Fortune Tellers was produced over two years throughout China. The fortune tellers Rountree photographed serve as a source of certainty in tumultuous times for the rich and poor alike. By providing guidance in matters ranging from children’s names to investments, to dating, these fortune tellers use ancient methods to forecast new realities everyday, and thus live in an intermediary space between the past and the future.
The photographs from Strangers depict some of the many people that Rountree met in China who were struggling to define themselves while being confronted with a massive influx of new foreign influences and values. The inherent friction between their culture’s past, which celebrated conformity, and the desire to develop an individual identity fascinated him.
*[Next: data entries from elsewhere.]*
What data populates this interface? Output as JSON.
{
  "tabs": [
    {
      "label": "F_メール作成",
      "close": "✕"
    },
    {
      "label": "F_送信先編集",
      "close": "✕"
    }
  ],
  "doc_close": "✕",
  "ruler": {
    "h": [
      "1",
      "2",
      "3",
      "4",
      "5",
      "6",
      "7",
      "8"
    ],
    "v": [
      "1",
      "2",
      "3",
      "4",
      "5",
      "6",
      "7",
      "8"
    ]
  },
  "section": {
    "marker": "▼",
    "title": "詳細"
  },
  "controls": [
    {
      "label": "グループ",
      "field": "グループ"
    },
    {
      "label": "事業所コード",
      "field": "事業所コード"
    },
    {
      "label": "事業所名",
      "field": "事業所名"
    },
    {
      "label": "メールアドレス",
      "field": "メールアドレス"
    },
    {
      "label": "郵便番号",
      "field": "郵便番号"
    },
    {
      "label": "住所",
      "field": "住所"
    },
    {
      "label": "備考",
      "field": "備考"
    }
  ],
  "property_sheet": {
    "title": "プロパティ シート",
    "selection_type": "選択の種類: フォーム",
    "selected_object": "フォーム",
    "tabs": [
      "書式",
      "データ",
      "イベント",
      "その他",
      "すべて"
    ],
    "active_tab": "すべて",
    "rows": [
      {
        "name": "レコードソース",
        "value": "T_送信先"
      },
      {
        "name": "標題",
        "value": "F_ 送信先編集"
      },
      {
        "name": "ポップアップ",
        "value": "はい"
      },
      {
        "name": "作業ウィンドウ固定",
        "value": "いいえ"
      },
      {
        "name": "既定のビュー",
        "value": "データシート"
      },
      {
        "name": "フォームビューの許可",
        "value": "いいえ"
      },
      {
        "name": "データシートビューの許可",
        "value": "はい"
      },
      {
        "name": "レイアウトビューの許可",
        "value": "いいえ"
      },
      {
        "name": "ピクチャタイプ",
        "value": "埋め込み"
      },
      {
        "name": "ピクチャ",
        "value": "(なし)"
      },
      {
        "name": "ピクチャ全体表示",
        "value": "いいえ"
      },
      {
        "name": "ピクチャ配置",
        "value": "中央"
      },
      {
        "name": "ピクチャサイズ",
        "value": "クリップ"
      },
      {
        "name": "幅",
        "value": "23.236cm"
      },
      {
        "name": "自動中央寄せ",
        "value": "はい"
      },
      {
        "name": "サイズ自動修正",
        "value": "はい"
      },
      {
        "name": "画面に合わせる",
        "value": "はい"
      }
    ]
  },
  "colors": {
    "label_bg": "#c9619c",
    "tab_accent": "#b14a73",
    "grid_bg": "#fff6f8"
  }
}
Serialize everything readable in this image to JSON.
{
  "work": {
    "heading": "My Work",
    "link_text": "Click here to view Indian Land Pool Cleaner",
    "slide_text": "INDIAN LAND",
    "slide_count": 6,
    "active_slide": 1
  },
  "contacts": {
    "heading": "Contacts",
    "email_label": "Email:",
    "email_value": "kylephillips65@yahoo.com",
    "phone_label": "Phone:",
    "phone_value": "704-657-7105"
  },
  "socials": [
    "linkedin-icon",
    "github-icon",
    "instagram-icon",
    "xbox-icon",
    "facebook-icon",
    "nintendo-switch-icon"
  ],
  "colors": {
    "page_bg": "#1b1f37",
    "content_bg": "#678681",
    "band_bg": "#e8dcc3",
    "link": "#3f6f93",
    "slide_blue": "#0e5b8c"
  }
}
Through these photographs Rountree tried to capture the subjects’ transitional state, which was at times awkward and conflicted, much like the transformation that China is experiencing as a whole today.
Bio:
After graduating from Dartmouth College in 2005, Chip Rountree moved to Buenos Aires, Argentina on a graduate fellowship to teach photography with the ph15 Foundation. He then headed to China where he worked with photographers RongRong and Inri at Three Shadows Photography Centre and exhibited in the 798 Art District. Now after five years abroad, Chip currently lives in Seattle, where he can be found making photographs, searching for mushrooms, chasing chickens, and working in the haunted effects industry.
Chip received the Printing Sponsorship Award from Photo Center NW in 2012. These photographs were printed in the Photo Center digital labs as a result of the program benefits.